Operational framework

The Eurosystem uses a set of monetary policy instruments and procedures to achieve its primary objective of maintaining price stability, and these form the operational framework for the single monetary policy.

Monopoly supplier of the monetary base

The Eurosystem is the sole issuer of banknotes and sets the reserve requirements for the commercial banks, which means that it is the monopoly supplier of the monetary base.

The monetary base consists of

  • currency in circulation in the form of banknotes and coins;
  • the reserves held with the Eurosystem by counterparties; and
  • the money held by credit institutions in the deposit facility.

The components of the monetary base are recorded as a liability on the balance sheet of the Eurosystem. Reserves can be broken down further into mandatory reserves and excess reserves. In the Eurosystem's minimum reserve system, credit institutions have to hold reserves as deposits and loan collaterals on accounts at the national central banks. The reserve requirement is currently 1% for liabilities with maturity of up to two years. Beyond that, credit institutions usually hold only small amounts on their accounts at central banks, as those amounts do not earn income with the Eurosystem.

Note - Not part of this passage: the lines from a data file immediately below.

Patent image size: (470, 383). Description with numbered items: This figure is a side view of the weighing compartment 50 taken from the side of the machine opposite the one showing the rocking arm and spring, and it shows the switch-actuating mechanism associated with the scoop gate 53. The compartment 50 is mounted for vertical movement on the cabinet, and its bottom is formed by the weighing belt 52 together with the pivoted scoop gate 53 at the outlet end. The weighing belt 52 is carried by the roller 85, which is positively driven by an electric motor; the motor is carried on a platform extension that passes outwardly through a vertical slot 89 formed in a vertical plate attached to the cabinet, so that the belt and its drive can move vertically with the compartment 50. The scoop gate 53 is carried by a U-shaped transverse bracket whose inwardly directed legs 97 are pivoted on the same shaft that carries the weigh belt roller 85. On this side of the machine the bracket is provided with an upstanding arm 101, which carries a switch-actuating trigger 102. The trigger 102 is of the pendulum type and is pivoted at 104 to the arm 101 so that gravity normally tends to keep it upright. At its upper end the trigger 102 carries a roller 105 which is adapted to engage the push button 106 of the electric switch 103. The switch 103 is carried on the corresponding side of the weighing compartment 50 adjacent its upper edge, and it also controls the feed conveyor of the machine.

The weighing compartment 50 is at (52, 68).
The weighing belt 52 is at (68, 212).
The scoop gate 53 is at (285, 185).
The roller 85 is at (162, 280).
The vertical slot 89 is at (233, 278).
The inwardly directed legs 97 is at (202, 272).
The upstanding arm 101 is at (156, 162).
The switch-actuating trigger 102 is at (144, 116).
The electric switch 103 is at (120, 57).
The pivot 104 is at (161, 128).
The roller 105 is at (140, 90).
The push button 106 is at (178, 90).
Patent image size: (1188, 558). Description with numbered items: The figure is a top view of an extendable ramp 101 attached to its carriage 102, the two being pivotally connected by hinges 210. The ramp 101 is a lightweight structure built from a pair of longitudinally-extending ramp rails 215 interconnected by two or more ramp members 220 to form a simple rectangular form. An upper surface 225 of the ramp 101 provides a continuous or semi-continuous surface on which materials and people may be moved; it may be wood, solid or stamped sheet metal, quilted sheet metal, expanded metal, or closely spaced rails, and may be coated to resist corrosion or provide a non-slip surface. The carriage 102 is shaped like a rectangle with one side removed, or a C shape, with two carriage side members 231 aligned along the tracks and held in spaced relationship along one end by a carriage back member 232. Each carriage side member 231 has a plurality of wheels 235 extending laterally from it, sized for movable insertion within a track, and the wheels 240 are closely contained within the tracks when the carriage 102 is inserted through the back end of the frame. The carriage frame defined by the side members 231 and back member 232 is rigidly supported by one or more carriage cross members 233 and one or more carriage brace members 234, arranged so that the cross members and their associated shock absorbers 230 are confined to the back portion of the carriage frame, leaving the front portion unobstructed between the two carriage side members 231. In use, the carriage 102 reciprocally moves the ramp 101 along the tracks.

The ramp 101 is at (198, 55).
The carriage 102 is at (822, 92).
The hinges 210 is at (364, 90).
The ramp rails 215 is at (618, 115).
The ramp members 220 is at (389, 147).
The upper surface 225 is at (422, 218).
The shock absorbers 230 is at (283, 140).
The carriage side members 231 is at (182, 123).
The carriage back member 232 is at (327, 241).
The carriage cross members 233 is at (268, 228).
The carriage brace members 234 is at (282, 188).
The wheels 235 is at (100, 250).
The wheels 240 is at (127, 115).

This means that the Eurosystem as the monopoly supplier of the monetary base can manage liquidity in the money market and steer the money market interest rates.

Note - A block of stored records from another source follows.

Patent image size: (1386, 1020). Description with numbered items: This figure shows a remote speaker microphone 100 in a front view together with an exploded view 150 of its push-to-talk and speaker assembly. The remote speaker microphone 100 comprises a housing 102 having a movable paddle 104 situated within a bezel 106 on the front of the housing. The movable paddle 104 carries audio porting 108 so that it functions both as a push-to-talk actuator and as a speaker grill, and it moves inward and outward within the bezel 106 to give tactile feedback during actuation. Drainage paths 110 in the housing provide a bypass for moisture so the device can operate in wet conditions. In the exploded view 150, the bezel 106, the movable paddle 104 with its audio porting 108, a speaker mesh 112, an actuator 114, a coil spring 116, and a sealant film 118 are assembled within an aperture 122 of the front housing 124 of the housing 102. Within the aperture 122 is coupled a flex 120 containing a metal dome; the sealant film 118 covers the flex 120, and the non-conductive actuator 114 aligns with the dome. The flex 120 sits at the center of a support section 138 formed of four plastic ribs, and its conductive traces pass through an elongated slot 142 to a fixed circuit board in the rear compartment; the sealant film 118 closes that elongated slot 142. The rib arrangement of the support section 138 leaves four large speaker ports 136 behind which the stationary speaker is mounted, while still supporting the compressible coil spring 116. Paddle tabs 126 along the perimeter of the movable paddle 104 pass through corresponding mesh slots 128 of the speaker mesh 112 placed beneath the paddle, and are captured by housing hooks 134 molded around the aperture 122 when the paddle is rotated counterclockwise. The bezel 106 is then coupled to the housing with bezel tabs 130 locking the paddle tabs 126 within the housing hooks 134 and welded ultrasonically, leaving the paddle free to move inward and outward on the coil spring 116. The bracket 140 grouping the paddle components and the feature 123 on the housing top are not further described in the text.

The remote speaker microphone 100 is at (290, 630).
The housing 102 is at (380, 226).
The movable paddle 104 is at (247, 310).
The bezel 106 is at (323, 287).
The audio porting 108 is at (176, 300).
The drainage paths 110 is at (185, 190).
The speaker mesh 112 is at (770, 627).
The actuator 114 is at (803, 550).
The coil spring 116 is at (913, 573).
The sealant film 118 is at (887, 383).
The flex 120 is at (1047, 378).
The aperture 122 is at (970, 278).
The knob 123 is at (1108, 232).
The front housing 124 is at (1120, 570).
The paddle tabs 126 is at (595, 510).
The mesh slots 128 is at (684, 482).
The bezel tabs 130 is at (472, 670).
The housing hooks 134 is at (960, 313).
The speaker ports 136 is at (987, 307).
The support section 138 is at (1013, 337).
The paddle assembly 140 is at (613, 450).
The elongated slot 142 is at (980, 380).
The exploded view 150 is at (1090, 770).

Signalling the monetary policy stance

The central bank not only steers liquidity management through interest rates, but can also signal its monetary policy stance to the money market by changing the conditions under which it is willing to enter into transactions with credit institutions.

Ensuring the functioning of the money market

The central bank also uses its monetary policy operations to ensure that the money market functions properly and to help credit institutions meet their liquidity needs smoothly. This is done by giving regular refinancing to credit institutions by providing them with tools that allow them to cushion transitory liquidity fluctuations.

The principles of the Eurosystem's monetary policy framework are laid down in Article 127 of the Treaty on the Functioning of the European Union, which states that in pursuing its objectives, the Eurosystem "shall act in accordance with the principle of an open market economy with free competition, favouring an efficient allocation of resources and in compliance with the principles set out in Article 119". The operational framework follows several other guiding principles as well as this.

Operational efficiency

The most important principle is operational efficiency, which can be defined as the capacity of the operational framework to transmit monetary policy decisions as precisely and as fast as possible to short-term money market rates.

Equal treatment and harmonisation

Another key principle is that credit institutions in the euro area must be treated equally irrespective of their size and location. The harmonisation of rules and procedures helps to ensure equal treatment by providing identical conditions for all credit institutions in the euro area in transactions with the Eurosystem.

Decentralised implementation of monetary policy

The Eurosystem follows the principle of decentralised implementation of monetary policy. This means that the minimum reserve requirement and the size of regular refinancing operations, meaning the total amount of short-term loans granted to credit institutions in the Eurosystem, are set by the Governing Council of the European Central Bank, but monetary policy transactions are the responsibility of the national central banks.